Doubt is uncomfortable, but certainty is absurd.Voltaire, writer, historian, and philosopher, 1694–1778
However sophisticated, a model of transport demand is still a model, a simplified representation of a real-world scenario. A degree of uncertainty will always remain in any travel-demand forecast, and BRT planners should keep this in mind.
In terms of demand forecasting, there are two main sources of error:
The best way to handle these sources of uncertainty is to develop forecasts under different scenarios. In the worst circumstances, more-dispersed urban growth will continue to incentivize the use of conventional buses, taxis, and minibuses and compete, to some extent, with the BRT system, and that no car-reduction policy will be implemented. In the best-case scenario, urban growth will be focused on BRT, car-reduction policies will be implemented, competing modes will be kept some distance away from the BRT trunk network, and they will not be subsidized. An expected or probable scenario would assume a partial implementation of those policies. The definition of these scenarios will have to be agreed upon by all stakeholders, with some consultation of possible bidders and financial institutions.

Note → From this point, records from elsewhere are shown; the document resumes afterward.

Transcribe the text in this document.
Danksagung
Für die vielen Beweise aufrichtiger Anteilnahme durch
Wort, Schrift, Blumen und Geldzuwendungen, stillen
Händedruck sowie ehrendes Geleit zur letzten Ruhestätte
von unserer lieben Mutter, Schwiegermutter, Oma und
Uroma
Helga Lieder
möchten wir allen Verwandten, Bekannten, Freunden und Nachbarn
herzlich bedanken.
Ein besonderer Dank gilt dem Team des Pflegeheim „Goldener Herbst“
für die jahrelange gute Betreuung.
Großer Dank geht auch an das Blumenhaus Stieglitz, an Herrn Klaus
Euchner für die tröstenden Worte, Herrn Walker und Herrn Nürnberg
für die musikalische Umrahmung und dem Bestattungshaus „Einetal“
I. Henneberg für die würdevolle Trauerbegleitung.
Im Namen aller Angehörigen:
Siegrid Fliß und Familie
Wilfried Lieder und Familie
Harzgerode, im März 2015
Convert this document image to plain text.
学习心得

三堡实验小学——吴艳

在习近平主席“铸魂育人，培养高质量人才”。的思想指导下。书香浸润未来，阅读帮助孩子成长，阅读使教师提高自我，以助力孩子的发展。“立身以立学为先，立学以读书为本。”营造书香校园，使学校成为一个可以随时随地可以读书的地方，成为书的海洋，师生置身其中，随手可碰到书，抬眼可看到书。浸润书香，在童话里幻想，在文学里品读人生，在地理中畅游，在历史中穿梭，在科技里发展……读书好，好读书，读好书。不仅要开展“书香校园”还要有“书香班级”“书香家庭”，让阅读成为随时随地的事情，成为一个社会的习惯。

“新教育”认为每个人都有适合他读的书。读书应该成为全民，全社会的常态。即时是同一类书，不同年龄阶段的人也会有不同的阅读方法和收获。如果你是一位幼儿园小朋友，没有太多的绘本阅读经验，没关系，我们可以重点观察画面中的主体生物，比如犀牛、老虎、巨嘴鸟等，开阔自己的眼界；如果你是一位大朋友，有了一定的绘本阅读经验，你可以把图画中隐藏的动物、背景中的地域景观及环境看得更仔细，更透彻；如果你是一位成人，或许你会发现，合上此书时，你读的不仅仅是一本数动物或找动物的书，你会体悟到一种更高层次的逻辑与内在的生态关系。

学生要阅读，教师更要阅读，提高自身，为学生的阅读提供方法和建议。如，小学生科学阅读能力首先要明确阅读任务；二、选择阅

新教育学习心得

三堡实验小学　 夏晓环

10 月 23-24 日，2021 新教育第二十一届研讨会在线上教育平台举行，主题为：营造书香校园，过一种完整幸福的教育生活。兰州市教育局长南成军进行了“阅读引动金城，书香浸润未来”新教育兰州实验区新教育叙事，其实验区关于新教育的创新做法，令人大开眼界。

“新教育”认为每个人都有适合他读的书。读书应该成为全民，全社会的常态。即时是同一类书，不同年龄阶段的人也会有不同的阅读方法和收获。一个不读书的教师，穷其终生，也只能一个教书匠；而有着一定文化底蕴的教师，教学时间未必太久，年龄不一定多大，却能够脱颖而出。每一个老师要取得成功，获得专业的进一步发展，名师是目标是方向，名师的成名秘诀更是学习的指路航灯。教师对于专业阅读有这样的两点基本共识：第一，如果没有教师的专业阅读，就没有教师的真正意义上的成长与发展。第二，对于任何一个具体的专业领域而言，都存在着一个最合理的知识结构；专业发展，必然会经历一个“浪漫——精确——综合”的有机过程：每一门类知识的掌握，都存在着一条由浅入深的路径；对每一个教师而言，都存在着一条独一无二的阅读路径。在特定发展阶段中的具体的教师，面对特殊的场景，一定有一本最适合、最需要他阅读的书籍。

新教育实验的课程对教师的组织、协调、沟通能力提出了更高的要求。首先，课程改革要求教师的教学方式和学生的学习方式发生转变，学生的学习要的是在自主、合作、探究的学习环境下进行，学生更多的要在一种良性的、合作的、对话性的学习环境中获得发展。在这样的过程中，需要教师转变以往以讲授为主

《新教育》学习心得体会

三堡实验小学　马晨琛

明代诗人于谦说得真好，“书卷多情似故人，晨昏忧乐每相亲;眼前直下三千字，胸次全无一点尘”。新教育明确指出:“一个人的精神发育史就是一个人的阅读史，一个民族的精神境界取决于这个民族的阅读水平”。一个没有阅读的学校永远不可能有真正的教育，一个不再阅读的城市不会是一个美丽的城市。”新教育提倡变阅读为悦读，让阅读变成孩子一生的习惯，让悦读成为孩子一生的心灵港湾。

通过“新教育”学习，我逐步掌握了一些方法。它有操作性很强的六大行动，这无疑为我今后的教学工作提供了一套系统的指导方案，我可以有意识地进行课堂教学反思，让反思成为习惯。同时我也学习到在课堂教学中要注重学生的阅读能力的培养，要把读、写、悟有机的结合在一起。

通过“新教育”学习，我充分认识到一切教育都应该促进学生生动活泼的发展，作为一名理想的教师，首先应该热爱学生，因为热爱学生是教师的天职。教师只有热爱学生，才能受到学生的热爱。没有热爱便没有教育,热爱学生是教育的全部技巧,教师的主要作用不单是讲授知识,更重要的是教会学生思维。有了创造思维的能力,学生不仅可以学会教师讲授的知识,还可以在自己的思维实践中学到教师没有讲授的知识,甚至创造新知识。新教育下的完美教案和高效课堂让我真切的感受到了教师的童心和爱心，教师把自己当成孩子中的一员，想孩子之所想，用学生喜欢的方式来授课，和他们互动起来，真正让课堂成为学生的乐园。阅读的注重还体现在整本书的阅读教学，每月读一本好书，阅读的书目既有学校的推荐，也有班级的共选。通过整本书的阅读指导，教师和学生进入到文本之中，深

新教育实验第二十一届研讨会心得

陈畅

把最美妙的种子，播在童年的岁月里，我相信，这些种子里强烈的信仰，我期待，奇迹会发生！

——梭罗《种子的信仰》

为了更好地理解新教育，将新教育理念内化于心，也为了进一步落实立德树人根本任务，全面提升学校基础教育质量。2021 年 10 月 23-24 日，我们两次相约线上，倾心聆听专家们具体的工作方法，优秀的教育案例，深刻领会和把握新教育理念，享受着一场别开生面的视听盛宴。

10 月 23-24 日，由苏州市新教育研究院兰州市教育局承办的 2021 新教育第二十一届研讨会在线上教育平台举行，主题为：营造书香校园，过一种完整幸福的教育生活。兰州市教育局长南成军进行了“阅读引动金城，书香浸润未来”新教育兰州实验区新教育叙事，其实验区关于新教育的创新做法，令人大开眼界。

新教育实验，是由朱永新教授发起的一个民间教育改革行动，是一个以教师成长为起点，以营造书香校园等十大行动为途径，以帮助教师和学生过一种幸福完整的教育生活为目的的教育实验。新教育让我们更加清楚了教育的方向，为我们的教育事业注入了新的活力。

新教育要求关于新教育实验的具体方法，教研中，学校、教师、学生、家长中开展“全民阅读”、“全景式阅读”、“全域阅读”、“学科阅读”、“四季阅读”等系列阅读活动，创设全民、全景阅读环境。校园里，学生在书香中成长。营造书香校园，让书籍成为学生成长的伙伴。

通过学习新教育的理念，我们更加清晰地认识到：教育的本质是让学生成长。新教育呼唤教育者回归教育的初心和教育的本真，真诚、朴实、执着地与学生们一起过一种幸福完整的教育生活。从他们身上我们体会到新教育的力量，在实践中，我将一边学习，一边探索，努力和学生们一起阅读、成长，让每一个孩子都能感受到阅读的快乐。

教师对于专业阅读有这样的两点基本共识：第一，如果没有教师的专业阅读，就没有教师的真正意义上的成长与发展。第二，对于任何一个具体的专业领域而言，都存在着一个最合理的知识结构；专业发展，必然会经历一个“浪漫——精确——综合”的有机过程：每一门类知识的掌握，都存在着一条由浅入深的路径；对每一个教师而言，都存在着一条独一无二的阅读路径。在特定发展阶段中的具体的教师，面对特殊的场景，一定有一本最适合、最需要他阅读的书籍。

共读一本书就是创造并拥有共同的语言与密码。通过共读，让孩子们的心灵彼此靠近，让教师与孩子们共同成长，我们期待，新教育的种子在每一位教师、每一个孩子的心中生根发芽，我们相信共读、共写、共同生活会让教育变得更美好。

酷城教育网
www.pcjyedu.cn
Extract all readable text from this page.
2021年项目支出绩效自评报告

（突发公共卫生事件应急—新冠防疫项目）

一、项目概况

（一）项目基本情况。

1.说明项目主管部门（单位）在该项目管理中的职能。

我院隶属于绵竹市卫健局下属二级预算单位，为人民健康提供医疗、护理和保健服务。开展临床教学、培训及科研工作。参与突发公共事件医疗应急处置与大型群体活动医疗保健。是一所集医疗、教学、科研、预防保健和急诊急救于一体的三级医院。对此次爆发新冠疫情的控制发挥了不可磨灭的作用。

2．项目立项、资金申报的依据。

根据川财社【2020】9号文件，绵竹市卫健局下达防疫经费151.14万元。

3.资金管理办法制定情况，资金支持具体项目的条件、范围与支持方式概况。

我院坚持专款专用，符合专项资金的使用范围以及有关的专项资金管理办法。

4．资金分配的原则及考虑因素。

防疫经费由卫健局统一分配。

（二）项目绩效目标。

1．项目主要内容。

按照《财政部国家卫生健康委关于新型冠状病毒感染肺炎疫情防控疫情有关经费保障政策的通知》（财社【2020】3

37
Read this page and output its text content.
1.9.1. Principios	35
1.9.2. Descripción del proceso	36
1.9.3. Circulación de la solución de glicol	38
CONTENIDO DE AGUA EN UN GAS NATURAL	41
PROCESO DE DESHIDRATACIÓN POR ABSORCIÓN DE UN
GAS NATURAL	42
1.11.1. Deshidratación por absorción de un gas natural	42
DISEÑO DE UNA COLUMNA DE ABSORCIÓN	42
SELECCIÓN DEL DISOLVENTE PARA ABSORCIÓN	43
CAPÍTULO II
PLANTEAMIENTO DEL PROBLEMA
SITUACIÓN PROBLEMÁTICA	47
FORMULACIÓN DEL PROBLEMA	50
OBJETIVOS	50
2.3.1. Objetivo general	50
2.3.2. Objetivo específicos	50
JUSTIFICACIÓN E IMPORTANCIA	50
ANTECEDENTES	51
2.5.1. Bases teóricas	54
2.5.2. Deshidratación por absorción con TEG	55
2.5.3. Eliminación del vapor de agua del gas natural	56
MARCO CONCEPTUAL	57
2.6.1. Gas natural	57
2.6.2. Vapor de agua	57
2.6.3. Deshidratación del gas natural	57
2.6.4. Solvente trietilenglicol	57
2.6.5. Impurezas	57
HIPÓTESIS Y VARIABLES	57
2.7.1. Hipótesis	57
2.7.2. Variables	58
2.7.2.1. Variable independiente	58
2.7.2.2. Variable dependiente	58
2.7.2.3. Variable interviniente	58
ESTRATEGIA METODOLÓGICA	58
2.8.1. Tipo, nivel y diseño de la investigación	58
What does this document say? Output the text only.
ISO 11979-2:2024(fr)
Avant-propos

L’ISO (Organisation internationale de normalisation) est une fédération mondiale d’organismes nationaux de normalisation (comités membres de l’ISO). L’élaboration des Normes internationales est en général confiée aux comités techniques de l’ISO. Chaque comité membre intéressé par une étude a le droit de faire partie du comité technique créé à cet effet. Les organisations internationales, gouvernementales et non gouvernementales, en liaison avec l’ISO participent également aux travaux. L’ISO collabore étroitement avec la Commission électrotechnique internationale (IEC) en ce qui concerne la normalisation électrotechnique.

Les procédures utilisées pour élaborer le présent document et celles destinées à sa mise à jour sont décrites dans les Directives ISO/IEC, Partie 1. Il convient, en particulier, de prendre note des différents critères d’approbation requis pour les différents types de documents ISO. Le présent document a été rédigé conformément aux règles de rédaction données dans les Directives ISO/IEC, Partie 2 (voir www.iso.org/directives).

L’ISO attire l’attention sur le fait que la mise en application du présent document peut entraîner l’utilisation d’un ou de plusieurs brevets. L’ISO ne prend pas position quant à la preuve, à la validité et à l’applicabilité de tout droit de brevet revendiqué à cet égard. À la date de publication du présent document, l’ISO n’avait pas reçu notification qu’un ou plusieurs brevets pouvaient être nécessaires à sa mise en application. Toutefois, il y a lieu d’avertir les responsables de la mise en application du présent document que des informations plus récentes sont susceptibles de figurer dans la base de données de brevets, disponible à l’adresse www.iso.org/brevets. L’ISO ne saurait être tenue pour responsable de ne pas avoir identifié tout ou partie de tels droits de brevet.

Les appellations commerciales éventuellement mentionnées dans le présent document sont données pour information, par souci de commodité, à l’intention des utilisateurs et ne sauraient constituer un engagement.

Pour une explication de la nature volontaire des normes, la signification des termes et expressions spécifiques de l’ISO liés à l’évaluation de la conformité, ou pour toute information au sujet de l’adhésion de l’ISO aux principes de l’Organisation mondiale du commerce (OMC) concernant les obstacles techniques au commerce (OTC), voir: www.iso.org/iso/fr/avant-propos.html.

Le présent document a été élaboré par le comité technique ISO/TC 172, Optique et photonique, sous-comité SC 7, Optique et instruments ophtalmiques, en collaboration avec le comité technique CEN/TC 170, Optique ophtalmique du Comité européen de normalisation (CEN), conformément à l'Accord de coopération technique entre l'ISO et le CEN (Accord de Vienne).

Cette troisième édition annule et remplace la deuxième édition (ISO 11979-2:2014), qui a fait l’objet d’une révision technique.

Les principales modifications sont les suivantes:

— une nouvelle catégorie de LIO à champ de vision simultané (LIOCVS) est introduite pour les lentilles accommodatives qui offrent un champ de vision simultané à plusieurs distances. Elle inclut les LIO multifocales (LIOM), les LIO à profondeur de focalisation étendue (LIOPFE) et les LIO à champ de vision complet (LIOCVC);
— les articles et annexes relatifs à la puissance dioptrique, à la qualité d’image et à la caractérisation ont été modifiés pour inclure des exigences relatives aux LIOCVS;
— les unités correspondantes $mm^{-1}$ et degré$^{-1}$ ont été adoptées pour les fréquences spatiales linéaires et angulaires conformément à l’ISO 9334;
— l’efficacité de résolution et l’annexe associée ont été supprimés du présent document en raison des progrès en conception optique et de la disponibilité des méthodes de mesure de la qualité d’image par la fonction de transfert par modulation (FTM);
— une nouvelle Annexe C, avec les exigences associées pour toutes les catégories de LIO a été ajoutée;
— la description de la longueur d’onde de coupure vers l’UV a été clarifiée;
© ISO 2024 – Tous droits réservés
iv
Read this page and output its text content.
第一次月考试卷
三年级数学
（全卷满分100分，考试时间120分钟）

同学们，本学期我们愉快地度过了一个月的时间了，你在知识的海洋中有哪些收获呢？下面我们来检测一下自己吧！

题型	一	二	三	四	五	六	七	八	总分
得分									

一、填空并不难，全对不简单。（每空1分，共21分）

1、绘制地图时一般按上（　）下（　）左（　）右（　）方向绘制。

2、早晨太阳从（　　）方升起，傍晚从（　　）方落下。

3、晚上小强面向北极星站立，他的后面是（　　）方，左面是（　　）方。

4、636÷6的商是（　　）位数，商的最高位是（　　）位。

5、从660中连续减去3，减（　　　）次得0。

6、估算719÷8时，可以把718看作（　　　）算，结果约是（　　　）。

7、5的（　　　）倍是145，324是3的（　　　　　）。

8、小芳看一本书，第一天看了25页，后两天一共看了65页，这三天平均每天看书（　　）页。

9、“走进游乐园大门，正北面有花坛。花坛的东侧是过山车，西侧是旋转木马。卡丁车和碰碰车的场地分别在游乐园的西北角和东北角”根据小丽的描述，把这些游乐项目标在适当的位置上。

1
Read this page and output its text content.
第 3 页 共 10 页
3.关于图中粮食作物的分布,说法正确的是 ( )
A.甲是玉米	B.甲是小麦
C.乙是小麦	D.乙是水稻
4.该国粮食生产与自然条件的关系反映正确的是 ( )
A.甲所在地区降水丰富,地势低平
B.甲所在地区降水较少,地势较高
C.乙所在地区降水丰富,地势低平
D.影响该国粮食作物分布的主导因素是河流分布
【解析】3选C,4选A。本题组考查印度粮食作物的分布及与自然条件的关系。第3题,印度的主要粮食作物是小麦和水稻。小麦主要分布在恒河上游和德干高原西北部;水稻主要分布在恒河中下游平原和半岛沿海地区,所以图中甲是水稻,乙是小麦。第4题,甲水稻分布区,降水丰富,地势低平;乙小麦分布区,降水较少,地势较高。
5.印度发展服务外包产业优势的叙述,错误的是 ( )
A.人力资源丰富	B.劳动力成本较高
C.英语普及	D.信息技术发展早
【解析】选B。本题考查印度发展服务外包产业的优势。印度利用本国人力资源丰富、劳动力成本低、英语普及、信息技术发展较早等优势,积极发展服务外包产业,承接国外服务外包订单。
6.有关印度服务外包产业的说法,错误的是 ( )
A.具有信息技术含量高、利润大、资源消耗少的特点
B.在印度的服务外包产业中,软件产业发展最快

Uncertainties about capturing the true travel behavior within the model can be treated in different ways. While it is difficult for a model to accurately capture travel behavior, the basis for the model will be the demand on the existing routes that currently run on the corridor. Those existing routes and their combination of services are reasonably predictable. Ideally, that demand will have transferred to the new BRT corridor if those previous services are no longer allowed to run on the corridor and that should form the basis of any forecast. This transferred demand will tend to grow with population, although this is perhaps less certain.
Other components of BRT demand will be those captured from semi-competitive modes not fully removed from competition: taxis and shared taxis. Other demand may be abstracted from cars if the BRT service is good enough and car restraint policies are implemented. Finally, some people may choose to change the destination of their trips, perhaps for shopping or entertainment, to take advantage of the better accessibility offered by BRT.
These sources of demand have been outlined in increasing degrees of uncertainty or confidence in our ability to model them accurately enough. It is desirable, therefore, to present the final demand estimations and deconstruct the individual components or contributions. This is illustrated in Figure 4.35. In this way, private and public sector stakeholders, concerned about the sources of risk in the project, can understand the most solid basis for demand and revenue projections.
Finally, some stakeholders, particularly in the financial community, advocate the use of stochastic simulations to address the issue of uncertainty in forecasts. In this case, the analysis involves the use of Monte Carlo simulations usually implemented as an add-on to a standard spreadsheet.
The first step is to agree with stakeholders on the few input or model variables that will be considered stochastic rather than fixed, and relate the outputs from the model to the stakeholders. Additional model runs will be needed to identify, for example, how variations in GDP growth affect revenues and therefore car ownership. This requires exercising the model in sensitivity tests, using different values of time in mode choice.
The next step would be to adopt some probabilistic distribution around the mean expected values of these variables. It is common to assume that these would be independent normal distributions, although this assumption was partly to blame in the risk models before the 2008 financial crisis.
The next step is to construct a model where this handful of variables affects demand, and where their probabilistic distributions are sampled repeatedly in a Monte Carlo simulation. Each run of a Monte Carlo simulation reflects one possible demand and revenue path diverging from the expected scenario. This is illustrated in Figure 14.36, where each path represents a diversion from the expected case normalized to 1; a revenue factor value of 0.95 in one year implies that collections in that case would be only 95 percent of the expected case for that year.
These results can be aggregated in different ways to express the probability that a particular level of demand (and revenue) will be exceeded, say, 90 percent of the time. This is usually referred to as the P90 forecast and it is sometimes used to finance private sector schemes.
The value of this treatment is limited in the case of BRT schemes where uncertainty resides more in transport and land use policy that is better treated through scenario analysis.